Lee, D. S., & Lemieux, T. (2010). Regression Discontinuity Designs in Economics.
Lee and Lemieux wrote the definitive survey of RDD methods in economics, covering both sharp and fuzzy designs, validity tests, and extensions. This paper is the standard reference for understanding the econometric theory and practical implementation of RDD.
Calonico, S., Cattaneo, M. D., & Titiunik, R. (2014). Robust Nonparametric Confidence Intervals for Regression-Discontinuity Designs.
Calonico, Cattaneo, and Titiunik developed bias-corrected confidence intervals for RDD that address the problem of conventional confidence intervals being invalid when using optimal bandwidth selectors.
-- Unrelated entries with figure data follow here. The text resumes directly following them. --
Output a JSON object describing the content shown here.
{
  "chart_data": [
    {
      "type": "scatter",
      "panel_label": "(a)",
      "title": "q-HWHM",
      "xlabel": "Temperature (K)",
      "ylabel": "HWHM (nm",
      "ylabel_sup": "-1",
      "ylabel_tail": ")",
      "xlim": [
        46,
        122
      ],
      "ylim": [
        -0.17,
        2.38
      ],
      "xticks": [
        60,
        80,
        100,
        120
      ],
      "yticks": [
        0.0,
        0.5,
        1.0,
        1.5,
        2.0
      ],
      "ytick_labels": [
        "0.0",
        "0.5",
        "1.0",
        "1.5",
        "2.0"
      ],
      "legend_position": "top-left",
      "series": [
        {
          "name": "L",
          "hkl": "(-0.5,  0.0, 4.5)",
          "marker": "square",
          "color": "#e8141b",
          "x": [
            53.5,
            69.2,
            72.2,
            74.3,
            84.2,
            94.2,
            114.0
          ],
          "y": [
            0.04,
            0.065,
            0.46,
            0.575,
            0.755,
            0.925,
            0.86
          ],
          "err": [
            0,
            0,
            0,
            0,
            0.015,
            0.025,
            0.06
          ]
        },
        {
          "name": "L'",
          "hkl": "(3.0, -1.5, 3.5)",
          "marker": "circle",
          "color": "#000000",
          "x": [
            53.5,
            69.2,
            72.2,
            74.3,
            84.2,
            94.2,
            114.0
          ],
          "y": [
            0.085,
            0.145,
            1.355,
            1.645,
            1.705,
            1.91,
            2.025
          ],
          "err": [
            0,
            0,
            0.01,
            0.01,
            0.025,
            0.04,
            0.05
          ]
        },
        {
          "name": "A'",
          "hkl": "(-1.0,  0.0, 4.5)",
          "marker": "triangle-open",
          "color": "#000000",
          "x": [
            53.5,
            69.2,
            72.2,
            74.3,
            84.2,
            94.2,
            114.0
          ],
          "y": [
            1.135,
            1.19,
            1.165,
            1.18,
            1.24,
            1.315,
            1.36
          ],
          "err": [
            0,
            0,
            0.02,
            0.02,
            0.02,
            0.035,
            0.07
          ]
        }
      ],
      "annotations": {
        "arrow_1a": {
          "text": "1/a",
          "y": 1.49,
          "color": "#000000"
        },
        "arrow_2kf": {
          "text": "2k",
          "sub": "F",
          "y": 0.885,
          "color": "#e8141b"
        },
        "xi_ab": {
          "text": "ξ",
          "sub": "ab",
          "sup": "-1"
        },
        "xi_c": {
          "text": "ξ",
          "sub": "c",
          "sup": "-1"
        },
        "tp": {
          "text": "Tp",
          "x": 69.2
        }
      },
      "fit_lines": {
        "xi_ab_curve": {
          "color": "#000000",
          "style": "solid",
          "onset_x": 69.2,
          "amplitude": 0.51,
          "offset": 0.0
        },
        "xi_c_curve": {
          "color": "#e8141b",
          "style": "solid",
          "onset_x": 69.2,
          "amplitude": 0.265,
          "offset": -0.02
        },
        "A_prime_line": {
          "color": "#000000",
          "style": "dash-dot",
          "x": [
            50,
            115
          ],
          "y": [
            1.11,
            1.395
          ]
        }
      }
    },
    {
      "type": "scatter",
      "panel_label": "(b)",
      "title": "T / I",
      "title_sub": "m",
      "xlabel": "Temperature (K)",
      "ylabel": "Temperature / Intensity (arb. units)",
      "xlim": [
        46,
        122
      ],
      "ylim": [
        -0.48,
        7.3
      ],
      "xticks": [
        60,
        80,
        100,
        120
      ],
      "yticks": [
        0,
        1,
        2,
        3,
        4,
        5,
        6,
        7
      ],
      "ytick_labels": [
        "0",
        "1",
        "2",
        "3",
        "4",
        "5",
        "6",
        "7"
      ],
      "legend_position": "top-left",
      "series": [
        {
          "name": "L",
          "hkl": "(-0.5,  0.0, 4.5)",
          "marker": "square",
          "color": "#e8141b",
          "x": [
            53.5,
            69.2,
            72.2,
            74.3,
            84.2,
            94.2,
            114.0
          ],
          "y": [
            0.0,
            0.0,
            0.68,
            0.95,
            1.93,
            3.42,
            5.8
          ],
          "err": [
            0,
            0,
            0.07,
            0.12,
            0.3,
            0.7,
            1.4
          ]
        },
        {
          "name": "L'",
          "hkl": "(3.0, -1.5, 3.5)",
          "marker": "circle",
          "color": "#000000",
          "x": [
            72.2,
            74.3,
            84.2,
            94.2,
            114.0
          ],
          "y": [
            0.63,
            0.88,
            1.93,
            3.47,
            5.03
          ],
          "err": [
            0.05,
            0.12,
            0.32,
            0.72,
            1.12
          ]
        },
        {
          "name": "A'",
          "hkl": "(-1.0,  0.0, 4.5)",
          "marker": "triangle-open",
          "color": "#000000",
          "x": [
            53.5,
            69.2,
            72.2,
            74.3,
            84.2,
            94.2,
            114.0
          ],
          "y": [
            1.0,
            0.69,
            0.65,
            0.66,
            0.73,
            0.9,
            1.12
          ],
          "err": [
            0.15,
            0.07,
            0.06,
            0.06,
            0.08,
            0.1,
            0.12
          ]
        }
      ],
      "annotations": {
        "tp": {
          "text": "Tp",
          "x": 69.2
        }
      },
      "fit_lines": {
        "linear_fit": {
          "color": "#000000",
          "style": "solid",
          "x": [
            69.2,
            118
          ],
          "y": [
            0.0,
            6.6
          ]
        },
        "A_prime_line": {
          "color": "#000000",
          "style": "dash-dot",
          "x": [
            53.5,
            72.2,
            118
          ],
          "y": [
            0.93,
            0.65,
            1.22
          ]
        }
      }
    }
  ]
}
Their rdrobust software package has become the standard tool for implementing RDD in practice.
Dong, Y., & Lewbel, A. (2015). Identifying the Effect of Changing the Policy Threshold in Regression Discontinuity Models.
Dong and Lewbel extended fuzzy RDD by showing how to identify the effect of changing the policy threshold, not just the effect of treatment at the existing cutoff. This approach allows researchers to evaluate counterfactual policies that shift the eligibility boundary, broadening the policy relevance of fuzzy RDD estimates.
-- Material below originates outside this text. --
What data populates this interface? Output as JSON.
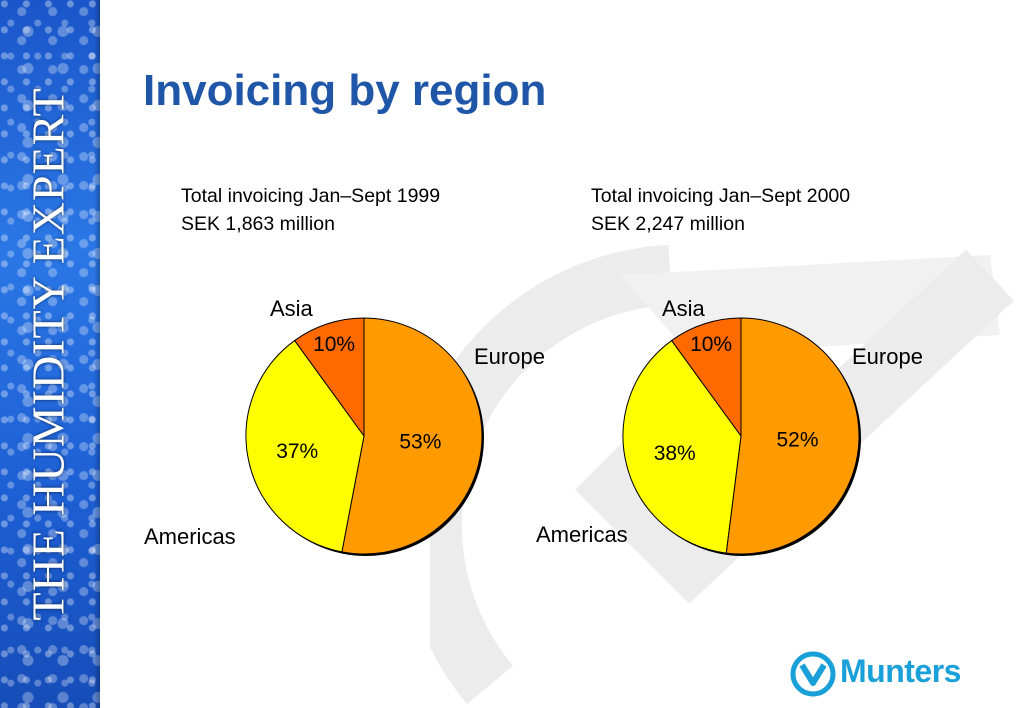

Battistin, E., & Rettore, E. (2008). Ineligibles and Eligible Non-Participants as a Double Comparison Group in Regression-Discontinuity Designs.
Battistin and Rettore addressed the problem of imperfect compliance in fuzzy RDD by proposing a double comparison group strategy that uses both ineligible units and eligible non-participants to bound treatment effects. Their framework clarified how partial compliance affects identification and offered practical tools for strengthening fuzzy RDD inference.
Application (4)
Van der Klaauw, W. (2002). Estimating the Effect of Financial Aid Offers on College Enrollment: A Regression-Discontinuity Approach.
Van der Klaauw applied a fuzzy RDD to study how financial aid offers affect college enrollment decisions, exploiting discontinuities in an aid assignment rule where eligibility changes at GPA thresholds but compliance is imperfect. This paper is one of the earliest and most influential applications of fuzzy RDD.
Angrist, J. D., & Lavy, V. (1999). Using Maimonides' Rule to Estimate the Effect of Class Size on Scholastic Achievement.
Angrist and Lavy exploited a rule that caps class sizes at 40 students, creating discontinuities in class size as enrollment crosses multiples of 40. The imperfect compliance with the rule makes this a fuzzy RDD. This paper is one of the most widely taught examples of the fuzzy RDD approach.
Flammer, C. (2015). Does Corporate Social Responsibility Lead to Superior Financial Performance? A Regression Discontinuity Approach.
Flammer used a sharp RDD design based on close shareholder votes on CSR proposals, where proposals that barely pass versus barely fail are essentially randomly determined. Published in Management Science, it demonstrated the power of RDD for studying corporate governance questions.
Cunat, V., Gine, M., & Guadalupe, M. (2012). The Vote Is Cast: The Effect of Corporate Governance on Shareholder Value.
Cunat, Gine, and Guadalupe used a fuzzy RDD around the majority threshold in shareholder governance proposals to estimate the causal effect of governance provisions on firm value. This paper is a leading example of fuzzy RDD applied to corporate governance and finance.
Survey (1)
Cattaneo, M. D., Idrobo, N., & Titiunik, R. (2020). A Practical Introduction to Regression Discontinuity Designs: Foundations.
A practical and accessible guide to implementing regression discontinuity designs, covering both sharp and fuzzy cases with worked examples and code. Part of the Cambridge Elements series, it provides step-by-step guidance on bandwidth selection, estimation, and inference using the rdrobust toolkit.